PORTAGE, Wis. – For many in Wisconsin outside Dane County, a capacity limit of 25% is new, including in Portage.
“You can feel it,” Little Italy Ristorante owner Sam Aliju said.
Starting an Italian restaurant was a dream that became reality for Sam Aliju in December, 2019. Business was great until the pandemic hit and all restaurants had to shut down on March 17.
“It is tough,” Aliju said. “It is really tough.”
It’s tough, too, for shops like CBD American Shaman down the street, which has also been making changes to survive.
“We still had our rent. I still had my franchise fees. We still have our bills,” owner Nathan Griepentrog said. “We cut hours. We’ve cut times. We’ve cut customer employees.”
Griepentrog said the impending 25% capacity limit with the state’s newest order won’t mean much for the daily grind, when there are only a few visitors in the store at a time.

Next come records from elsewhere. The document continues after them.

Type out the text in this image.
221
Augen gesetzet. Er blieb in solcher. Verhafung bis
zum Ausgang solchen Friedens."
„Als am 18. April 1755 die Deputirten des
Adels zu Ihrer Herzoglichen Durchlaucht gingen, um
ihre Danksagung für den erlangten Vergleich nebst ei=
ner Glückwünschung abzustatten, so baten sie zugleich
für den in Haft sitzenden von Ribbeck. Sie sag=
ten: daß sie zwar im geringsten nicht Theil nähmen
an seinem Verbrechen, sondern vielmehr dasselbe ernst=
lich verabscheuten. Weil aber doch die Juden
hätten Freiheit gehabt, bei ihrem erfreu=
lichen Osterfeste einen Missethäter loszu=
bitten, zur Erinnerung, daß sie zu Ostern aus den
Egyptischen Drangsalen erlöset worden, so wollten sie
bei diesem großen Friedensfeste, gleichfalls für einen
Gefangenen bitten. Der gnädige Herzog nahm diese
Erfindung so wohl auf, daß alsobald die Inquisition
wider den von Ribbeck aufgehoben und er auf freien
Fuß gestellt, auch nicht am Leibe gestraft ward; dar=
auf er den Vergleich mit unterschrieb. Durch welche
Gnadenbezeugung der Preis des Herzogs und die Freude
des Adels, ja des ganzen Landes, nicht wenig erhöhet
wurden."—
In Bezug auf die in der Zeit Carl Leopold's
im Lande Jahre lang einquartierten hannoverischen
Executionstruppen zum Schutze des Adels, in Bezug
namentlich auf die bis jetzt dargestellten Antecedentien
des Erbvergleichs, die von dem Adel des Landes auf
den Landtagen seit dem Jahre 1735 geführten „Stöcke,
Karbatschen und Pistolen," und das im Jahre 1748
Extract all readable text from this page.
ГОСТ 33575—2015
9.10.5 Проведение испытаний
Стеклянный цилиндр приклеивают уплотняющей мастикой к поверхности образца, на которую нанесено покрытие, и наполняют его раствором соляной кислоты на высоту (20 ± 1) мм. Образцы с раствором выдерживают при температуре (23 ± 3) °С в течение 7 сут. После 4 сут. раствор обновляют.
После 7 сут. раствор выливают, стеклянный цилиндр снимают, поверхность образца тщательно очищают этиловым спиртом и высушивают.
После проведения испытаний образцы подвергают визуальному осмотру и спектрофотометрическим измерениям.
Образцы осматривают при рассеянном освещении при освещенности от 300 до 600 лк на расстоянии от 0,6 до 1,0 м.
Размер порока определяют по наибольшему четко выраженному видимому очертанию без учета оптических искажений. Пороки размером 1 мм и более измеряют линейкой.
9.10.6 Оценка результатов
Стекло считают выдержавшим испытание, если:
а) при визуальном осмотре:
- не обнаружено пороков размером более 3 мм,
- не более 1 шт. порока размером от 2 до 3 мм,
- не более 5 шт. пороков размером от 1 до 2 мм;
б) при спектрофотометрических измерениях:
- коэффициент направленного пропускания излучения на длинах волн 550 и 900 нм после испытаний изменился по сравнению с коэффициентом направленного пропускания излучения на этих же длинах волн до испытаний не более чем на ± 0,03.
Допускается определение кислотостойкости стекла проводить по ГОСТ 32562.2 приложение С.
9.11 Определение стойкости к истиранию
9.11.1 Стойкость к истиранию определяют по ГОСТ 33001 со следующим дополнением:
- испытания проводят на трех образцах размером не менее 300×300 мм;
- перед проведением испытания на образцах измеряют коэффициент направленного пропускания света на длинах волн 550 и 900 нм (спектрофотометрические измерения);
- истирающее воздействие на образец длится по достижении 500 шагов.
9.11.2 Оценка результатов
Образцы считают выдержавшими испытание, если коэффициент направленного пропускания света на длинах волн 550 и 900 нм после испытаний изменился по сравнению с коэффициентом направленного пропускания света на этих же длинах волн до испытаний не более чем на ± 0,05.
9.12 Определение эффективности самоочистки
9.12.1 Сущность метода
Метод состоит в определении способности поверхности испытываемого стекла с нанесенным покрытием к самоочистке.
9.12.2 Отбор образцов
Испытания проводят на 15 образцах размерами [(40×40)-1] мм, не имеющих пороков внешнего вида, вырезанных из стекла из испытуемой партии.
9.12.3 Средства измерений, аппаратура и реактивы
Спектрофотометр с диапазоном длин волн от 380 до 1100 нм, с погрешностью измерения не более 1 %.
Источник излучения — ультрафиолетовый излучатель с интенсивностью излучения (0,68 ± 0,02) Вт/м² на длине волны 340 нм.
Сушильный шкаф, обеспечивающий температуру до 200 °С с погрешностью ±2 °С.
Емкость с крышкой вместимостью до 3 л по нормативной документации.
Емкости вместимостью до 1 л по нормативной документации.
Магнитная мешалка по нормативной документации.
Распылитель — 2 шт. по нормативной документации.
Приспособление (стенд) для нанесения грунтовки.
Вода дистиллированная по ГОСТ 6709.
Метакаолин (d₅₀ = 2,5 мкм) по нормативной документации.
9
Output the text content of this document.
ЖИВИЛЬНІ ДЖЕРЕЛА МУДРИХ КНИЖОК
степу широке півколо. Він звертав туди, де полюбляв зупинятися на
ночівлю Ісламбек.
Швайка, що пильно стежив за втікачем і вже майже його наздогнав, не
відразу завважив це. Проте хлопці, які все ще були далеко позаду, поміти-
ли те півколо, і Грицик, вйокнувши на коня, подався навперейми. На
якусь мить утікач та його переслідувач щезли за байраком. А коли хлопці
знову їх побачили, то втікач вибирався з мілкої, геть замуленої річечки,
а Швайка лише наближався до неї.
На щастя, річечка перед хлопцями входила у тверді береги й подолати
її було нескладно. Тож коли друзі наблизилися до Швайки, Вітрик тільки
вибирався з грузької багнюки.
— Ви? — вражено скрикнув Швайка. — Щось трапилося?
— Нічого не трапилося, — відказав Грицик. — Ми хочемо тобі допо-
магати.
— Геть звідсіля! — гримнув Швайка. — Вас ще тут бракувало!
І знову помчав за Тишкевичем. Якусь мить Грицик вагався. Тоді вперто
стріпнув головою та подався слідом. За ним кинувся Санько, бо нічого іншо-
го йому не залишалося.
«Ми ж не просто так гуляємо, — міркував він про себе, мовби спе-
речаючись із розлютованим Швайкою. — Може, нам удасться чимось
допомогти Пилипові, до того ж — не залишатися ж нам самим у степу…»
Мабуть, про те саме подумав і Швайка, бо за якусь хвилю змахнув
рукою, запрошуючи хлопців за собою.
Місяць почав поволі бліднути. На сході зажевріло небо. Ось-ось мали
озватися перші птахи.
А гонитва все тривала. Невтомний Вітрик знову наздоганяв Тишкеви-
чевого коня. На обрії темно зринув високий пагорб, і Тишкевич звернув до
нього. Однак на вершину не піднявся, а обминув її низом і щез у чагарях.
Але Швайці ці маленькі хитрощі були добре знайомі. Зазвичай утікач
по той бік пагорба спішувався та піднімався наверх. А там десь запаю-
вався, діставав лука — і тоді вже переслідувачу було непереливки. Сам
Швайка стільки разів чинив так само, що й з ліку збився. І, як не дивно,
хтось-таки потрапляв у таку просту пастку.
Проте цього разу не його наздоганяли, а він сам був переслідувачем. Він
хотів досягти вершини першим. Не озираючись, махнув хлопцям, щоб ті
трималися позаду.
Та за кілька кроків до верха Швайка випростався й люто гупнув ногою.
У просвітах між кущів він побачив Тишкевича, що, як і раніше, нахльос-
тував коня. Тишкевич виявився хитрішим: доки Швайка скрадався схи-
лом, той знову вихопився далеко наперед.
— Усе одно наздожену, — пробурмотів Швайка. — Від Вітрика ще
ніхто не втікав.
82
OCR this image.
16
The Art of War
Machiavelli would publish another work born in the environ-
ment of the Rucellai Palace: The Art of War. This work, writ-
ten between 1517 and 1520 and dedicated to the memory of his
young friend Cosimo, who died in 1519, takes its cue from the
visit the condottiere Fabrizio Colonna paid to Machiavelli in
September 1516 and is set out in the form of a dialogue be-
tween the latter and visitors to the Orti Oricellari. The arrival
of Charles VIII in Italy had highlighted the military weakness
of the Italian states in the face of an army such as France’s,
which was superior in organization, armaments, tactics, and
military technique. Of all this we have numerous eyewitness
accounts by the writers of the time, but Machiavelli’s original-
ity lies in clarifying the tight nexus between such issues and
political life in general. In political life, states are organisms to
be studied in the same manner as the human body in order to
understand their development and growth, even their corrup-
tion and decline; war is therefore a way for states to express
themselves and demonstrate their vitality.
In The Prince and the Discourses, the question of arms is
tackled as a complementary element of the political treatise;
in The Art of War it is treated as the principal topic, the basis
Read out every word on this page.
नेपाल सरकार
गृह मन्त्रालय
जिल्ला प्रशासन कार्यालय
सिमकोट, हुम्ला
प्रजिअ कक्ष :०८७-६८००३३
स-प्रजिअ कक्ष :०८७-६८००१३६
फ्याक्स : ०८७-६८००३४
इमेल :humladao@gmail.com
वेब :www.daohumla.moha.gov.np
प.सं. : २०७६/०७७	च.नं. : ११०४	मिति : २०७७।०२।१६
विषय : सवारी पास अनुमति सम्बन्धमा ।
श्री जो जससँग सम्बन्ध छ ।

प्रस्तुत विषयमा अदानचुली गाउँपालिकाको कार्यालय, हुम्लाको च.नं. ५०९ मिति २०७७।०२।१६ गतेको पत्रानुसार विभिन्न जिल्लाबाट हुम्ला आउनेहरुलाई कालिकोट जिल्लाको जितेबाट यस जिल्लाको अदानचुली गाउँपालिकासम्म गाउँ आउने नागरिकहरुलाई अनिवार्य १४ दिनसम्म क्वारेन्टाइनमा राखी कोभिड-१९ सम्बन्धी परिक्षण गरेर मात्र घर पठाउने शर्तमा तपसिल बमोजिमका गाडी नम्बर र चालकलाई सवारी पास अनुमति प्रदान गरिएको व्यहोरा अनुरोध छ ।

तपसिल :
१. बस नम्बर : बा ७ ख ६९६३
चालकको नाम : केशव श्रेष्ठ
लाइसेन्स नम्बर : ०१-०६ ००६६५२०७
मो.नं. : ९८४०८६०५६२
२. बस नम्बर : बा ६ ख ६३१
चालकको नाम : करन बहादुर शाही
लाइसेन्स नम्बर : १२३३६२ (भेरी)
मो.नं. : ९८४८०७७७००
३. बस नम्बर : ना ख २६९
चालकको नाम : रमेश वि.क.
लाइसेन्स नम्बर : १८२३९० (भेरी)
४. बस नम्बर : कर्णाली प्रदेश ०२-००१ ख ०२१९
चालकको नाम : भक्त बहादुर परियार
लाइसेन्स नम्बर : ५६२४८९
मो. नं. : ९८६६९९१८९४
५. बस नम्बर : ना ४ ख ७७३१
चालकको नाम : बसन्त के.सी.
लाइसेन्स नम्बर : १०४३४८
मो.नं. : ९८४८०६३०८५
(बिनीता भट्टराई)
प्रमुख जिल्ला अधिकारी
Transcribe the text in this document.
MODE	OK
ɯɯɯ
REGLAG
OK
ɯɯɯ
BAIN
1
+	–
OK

“But that’s going to hurt our marketing,” he said. “We do a lot of events. We do a lot of type of things to get out there in front of customers, to not only educate them, but for a lot of store owners, that’s where they make their money.”
“Everybody’s had to adapt to the pandemic, and really, taking this seriously,” said Cheryl Fahrner, the executive director of the Columbia County Economic Development Corporation. “We really need to get control of this situation.”
Fahrner said businesses must roll with the punches to stick around, and hopes grants announced by Governor Tony Evers will help. In the meantime, she asks community members to buy local.
“Businesses that have adapted are doing OK, holding their own, but of course, more restrictions – it hurts from time to time,” she said.
“I believe it’s for the purpose of health,” Aliju said, referring to the order. “Every decision is for good, but some people have to pay the circumstances.”
Aliju said restaurants like his are paying the price, worrying the capacity limits will keep people from coming out. At the same time, he stressed the importance of health and wasn’t ready to let go of his dream.
“We’re going to be here a long time,” Aliju said. “It does not matter what the order is.”
The order goes into effect Thursday at 8 a.m.